Affan rivayetinde: ''Rukye, nazarı akrep ısırması ve yılan sokması olmak üzere üç şey için yapılır'' ibaresi geçmiştir.

 

Diğer tahric: Ebu Davud, tıb 4/11 (3888) ve Hakim (3/408) rivayet ettiler.

 

 

2. Amir b. Rabia

 

- - (-)

19627- Abdullalı b. Amir der ki: Sehl b. Huneyf ile birlikte yıkanmak için tenha bir gölet aramaya çıktık. Bulduğumuzda Sehl yıkanmak için yünden olan giysisini çıkardı. O sırada ona baktığımda göz değdim. Sehl yıkanmak için suya girdiğinde titremeye başladığını gördüm.

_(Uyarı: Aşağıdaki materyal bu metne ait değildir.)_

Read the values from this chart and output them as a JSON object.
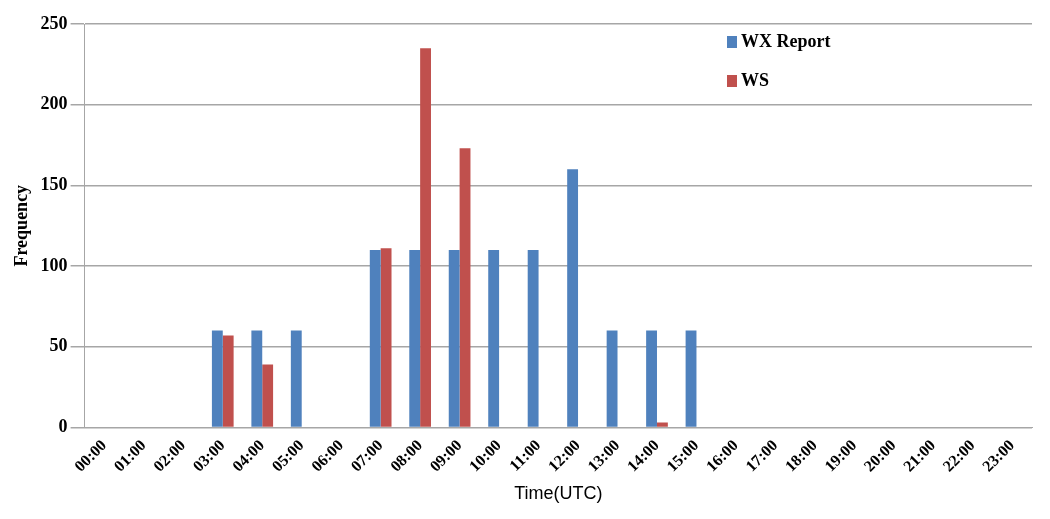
{
  "chart_data": {
    "type": "bar",
    "xlabel": "Time(UTC)",
    "ylabel": "Frequency",
    "categories": [
      "00:00",
      "01:00",
      "02:00",
      "03:00",
      "04:00",
      "05:00",
      "06:00",
      "07:00",
      "08:00",
      "09:00",
      "10:00",
      "11:00",
      "12:00",
      "13:00",
      "14:00",
      "15:00",
      "16:00",
      "17:00",
      "18:00",
      "19:00",
      "20:00",
      "21:00",
      "22:00",
      "23:00"
    ],
    "series": [
      {
        "name": "WX Report",
        "color": "#4f81bd",
        "values": [
          0,
          0,
          0,
          60,
          60,
          60,
          0,
          110,
          110,
          110,
          110,
          110,
          160,
          60,
          60,
          60,
          0,
          0,
          0,
          0,
          0,
          0,
          0,
          0
        ]
      },
      {
        "name": "WS",
        "color": "#c0504d",
        "values": [
          0,
          0,
          0,
          57,
          39,
          0,
          0,
          111,
          235,
          173,
          0,
          0,
          0,
          0,
          3,
          0,
          0,
          0,
          0,
          0,
          0,
          0,
          0,
          0
        ]
      }
    ],
    "ylim": [
      0,
      250
    ],
    "yticks": [
      0,
      50,
      100,
      150,
      200,
      250
    ],
    "grid": "y",
    "legend": "top right"
  }
}
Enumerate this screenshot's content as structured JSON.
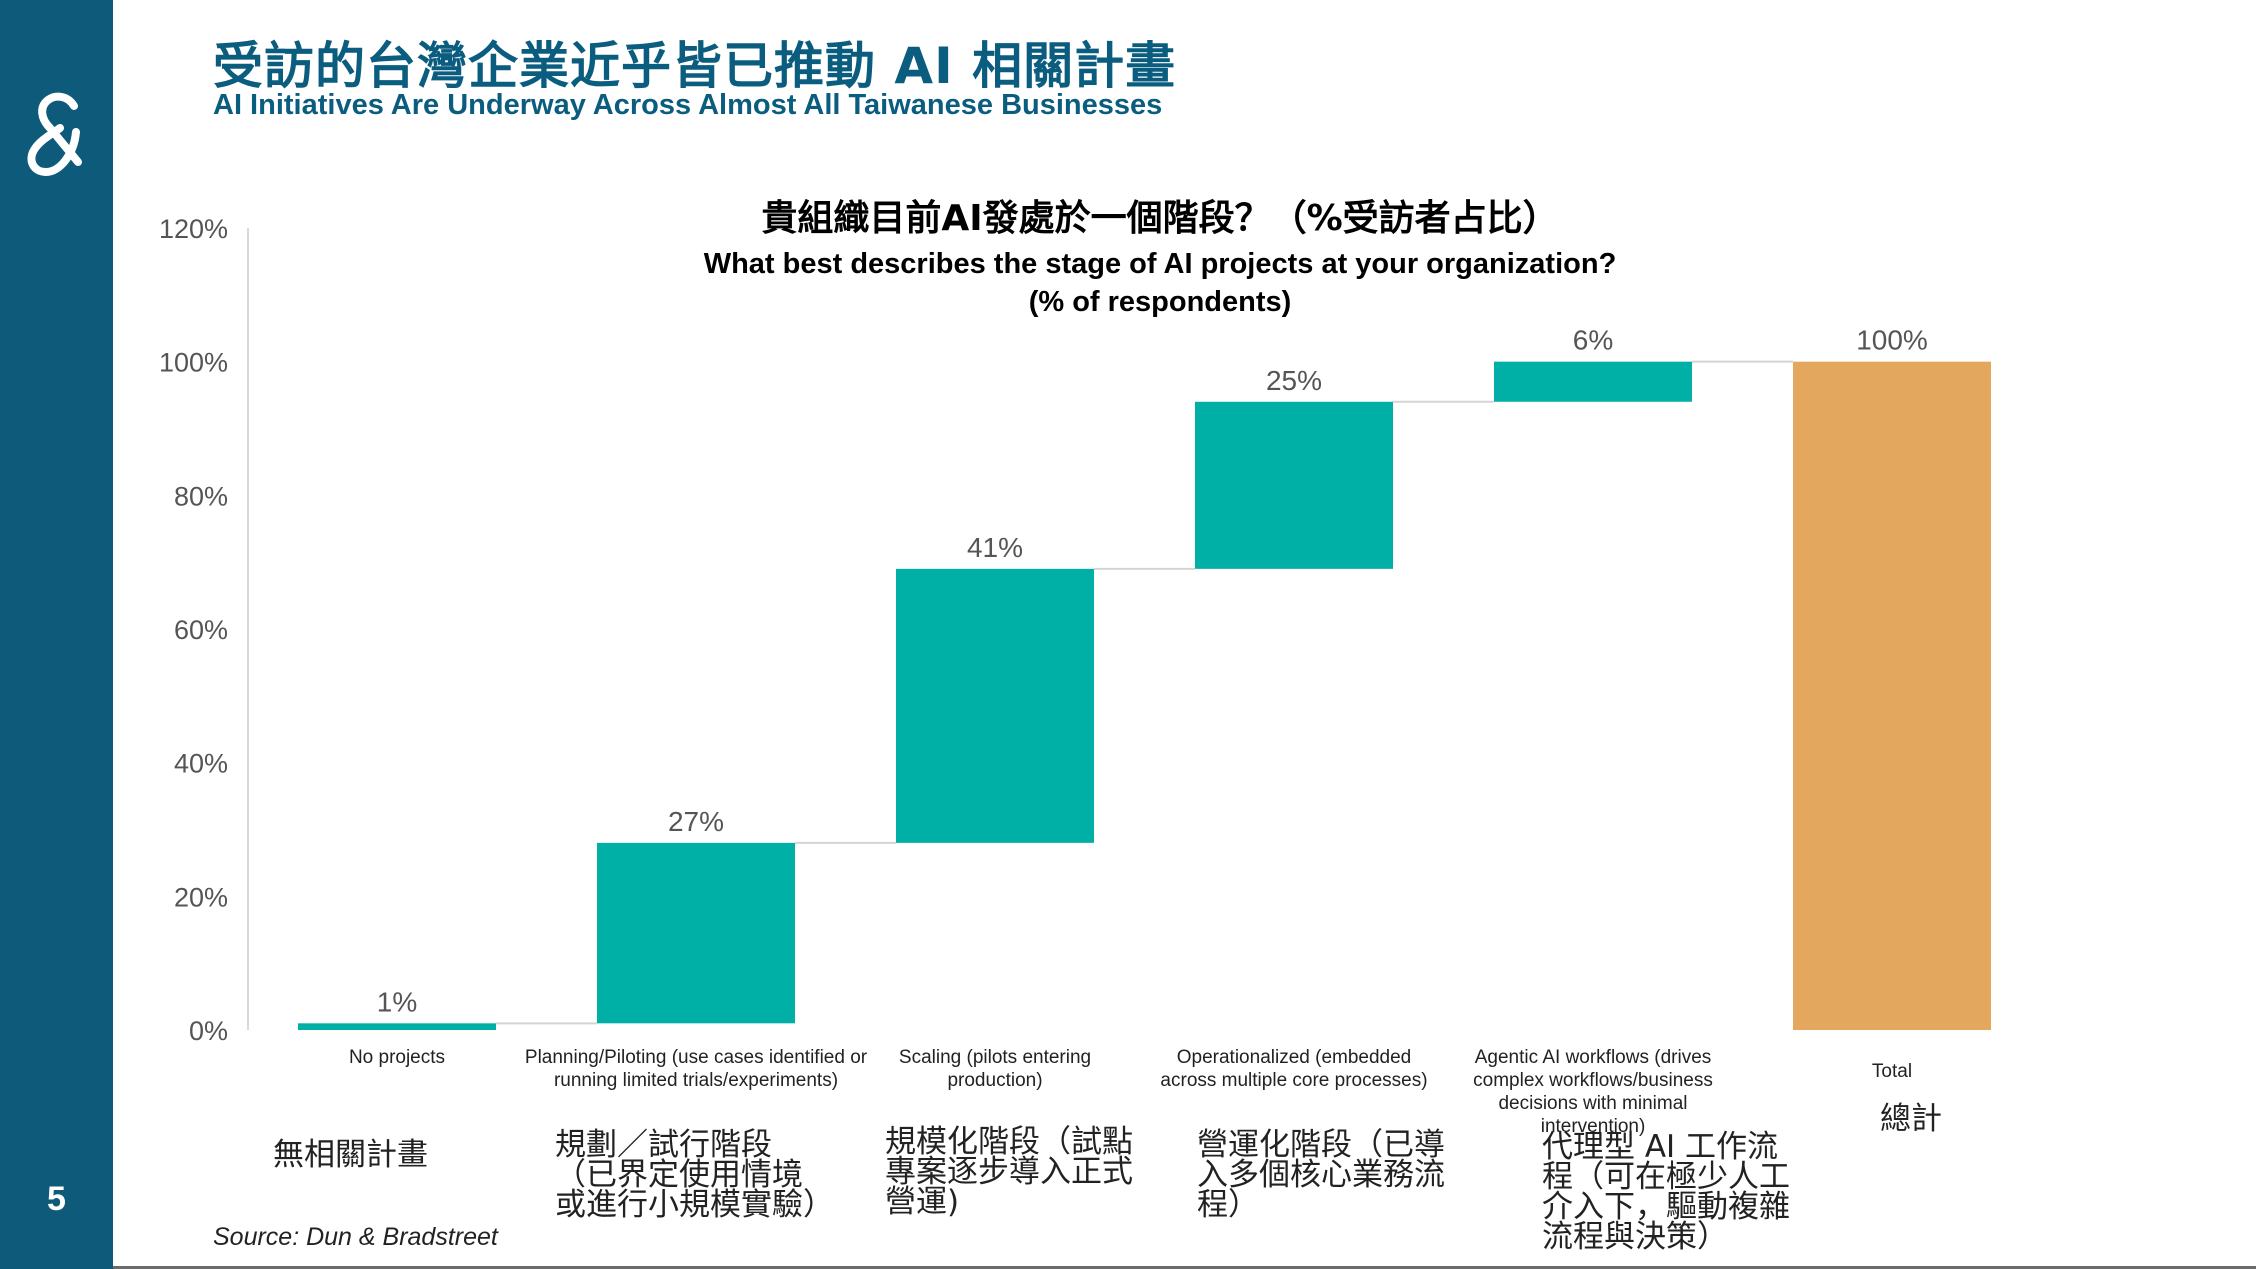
{
  "page": {
    "number": "5"
  },
  "header": {
    "title_zh": "受訪的台灣企業近乎皆已推動 AI 相關計畫",
    "title_en": "AI Initiatives Are Underway Across Almost All Taiwanese Businesses"
  },
  "source": "Source: Dun & Bradstreet",
  "colors": {
    "sidebar": "#0d5a7a",
    "title": "#0b5d80",
    "bar": "#00b0a6",
    "total": "#e3a85d",
    "connector": "#d4d4d4"
  },
  "chart_data": {
    "type": "bar",
    "subtype": "waterfall",
    "title_zh": "貴組織目前AI發處於一個階段？（%受訪者占比）",
    "title_en": "What best describes the stage of AI projects at your organization? (% of respondents)",
    "ylim": [
      0,
      120
    ],
    "yticks": [
      0,
      20,
      40,
      60,
      80,
      100,
      120
    ],
    "ytick_labels": [
      "0%",
      "20%",
      "40%",
      "60%",
      "80%",
      "100%",
      "120%"
    ],
    "grid": false,
    "categories": [
      "No projects",
      "Planning/Piloting (use cases identified or running limited trials/experiments)",
      "Scaling (pilots entering production)",
      "Operationalized (embedded across multiple core processes)",
      "Agentic AI workflows (drives complex workflows/business decisions with minimal intervention)",
      "Total"
    ],
    "category_lines": [
      [
        "No projects"
      ],
      [
        "Planning/Piloting (use cases identified or",
        "running limited trials/experiments)"
      ],
      [
        "Scaling (pilots entering",
        "production)"
      ],
      [
        "Operationalized (embedded",
        "across multiple core processes)"
      ],
      [
        "Agentic AI workflows (drives",
        "complex workflows/business",
        "decisions with minimal",
        "intervention)"
      ],
      [
        "Total"
      ]
    ],
    "categories_zh": [
      [
        "無相關計畫"
      ],
      [
        "規劃／試行階段",
        "（已界定使用情境",
        "或進行小規模實驗）"
      ],
      [
        "規模化階段（試點",
        "專案逐步導入正式",
        "營運)"
      ],
      [
        "營運化階段（已導",
        "入多個核心業務流",
        "程）"
      ],
      [
        "代理型 AI 工作流",
        "程（可在極少人工",
        "介入下，驅動複雜",
        "流程與決策）"
      ],
      [
        "總計"
      ]
    ],
    "values": [
      1,
      27,
      41,
      25,
      6,
      100
    ],
    "value_labels": [
      "1%",
      "27%",
      "41%",
      "25%",
      "6%",
      "100%"
    ],
    "is_total": [
      false,
      false,
      false,
      false,
      false,
      true
    ]
  }
}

Yanına gelip üç defa seslendim, ancak cevap vermedi. Nebi (Sallallahu aleyhi ve Sellem)'e gelip durumu bildirdiğimde Resulullah (Sallallahu aleyhi ve Sellem) gelip suya girdi. Suya girdiğinde Resulullah (Sallallahu aleyhi ve Sellem)'in bacaklarının beyazlığını şu an bile görür gibiyim. Resulullah (Sallallahu aleyhi ve Sellem) eliyle Sehl'in göğsüne vurdu ve: ''Allahım! Ateşini, soğukluğunu ve acısını ondan gider!'' diye dua etti. Sehl kendine gelip kalkınca Resulullah (Sallallahu aleyhi ve Sellem): ''Biriniz kardeşinde veya kendinde veya malında beğendiği bir şey gördüğü zaman Allah'tan bereketli olmasını dilesin. Zira göz değmesi denilen şey vardır'' buyurdu.

 

[Sahih]

 

Diğer tahric: İbn Mace 2/1160 (3509), İbnu's-Sünnı (202, 206) ve Hakim (4/215) rivayet ettiler.

Heysemi (5/108) hasen olduğunu söylemiştir.

 

 

3.Suheyb

 

- - (-)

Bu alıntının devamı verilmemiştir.